For an algebra automorphism $\omega$, what is $A_\omega \otimes_A A$?

Question

Let $A$ be a finite dim. algebra over a field $k$. Obviously, $A\otimes_A A \cong A$. Let $\omega: A \rightarrow A$ be an algebra automorphism. Let $M$ be a right $A$-module. Then $M_\omega$ is a right $A$-module such that $M= M_\omega$ as $k$-vector space and the right $A$-module structure is defined by $m \cdot a = m \omega(a)$. So what can we say about $A_\omega \otimes_A A$?

Answer 1

Popyaitte definitely has the right answer to the question you asked.

I feel like it's also worth noting that if $M$ is a right $A$-module, then $$M\otimes_A A_\omega \simeq M_\omega,$$ and if $N$ is a left $A$-module, then $$A_\omega \otimes_A N \simeq {}_{\omega^{-1}}N,$$ with ${}_{\omega^{-1}} N$ being the left module analog of $M_{\omega^{-1}}$.

The isomorphism for right modules is $m\otimes a \mapsto ma$. The fact that this is an isomorphism follows since $A_\omega \simeq A$ as left $A$-modules, and this is just the isomorphism $M\otimes_A A \simeq M$ as abelian groups. Right $A$-linearity is not hard to check.

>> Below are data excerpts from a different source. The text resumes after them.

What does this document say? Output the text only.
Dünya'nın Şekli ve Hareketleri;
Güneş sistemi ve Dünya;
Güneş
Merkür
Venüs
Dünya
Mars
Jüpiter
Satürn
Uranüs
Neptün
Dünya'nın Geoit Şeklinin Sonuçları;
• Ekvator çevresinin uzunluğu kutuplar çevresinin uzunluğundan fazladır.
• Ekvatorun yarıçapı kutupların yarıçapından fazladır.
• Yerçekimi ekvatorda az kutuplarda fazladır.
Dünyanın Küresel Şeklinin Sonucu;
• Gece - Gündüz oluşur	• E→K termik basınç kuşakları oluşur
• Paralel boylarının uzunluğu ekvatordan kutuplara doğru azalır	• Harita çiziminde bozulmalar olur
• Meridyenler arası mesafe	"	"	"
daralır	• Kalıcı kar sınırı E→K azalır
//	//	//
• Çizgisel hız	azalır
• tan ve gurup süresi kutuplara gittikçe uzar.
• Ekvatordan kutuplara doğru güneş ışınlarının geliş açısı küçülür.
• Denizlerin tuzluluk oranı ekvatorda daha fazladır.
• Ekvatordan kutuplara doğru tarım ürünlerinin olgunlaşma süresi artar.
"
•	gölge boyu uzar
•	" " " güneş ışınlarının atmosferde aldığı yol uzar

For left modules, we note that $A_\omega \simeq {}_{\omega^{-1}}A$ as an $A$ bimodule. The map is $\omega^{-1}: A_{\omega}\to {}_{\omega^{-1}}A$ to check left $A$-linearity, note that $$\omega^{-1}(\alpha \cdot a) = \omega^{-1}(\alpha a) = \omega^{-1}(\alpha)\omega^{-1}(a)=\alpha\cdot \omega^{-1}(a).$$ For right linearity, we have $$\omega^{-1}(a\cdot \alpha) = \omega^{-1}(a\omega(\alpha)) = \omega^{-1}\alpha = \omega^{-1}\cdot \alpha .$$ Then the statement for left modules follows from the symmetric version of the statement for right modules, proved above.

Answer 2

For any $A$-module $M$, you have that $M\otimes_A A$ is isomorphic to $M$. So $A_\omega \otimes_A A$ is isomorphic to $A_\omega$.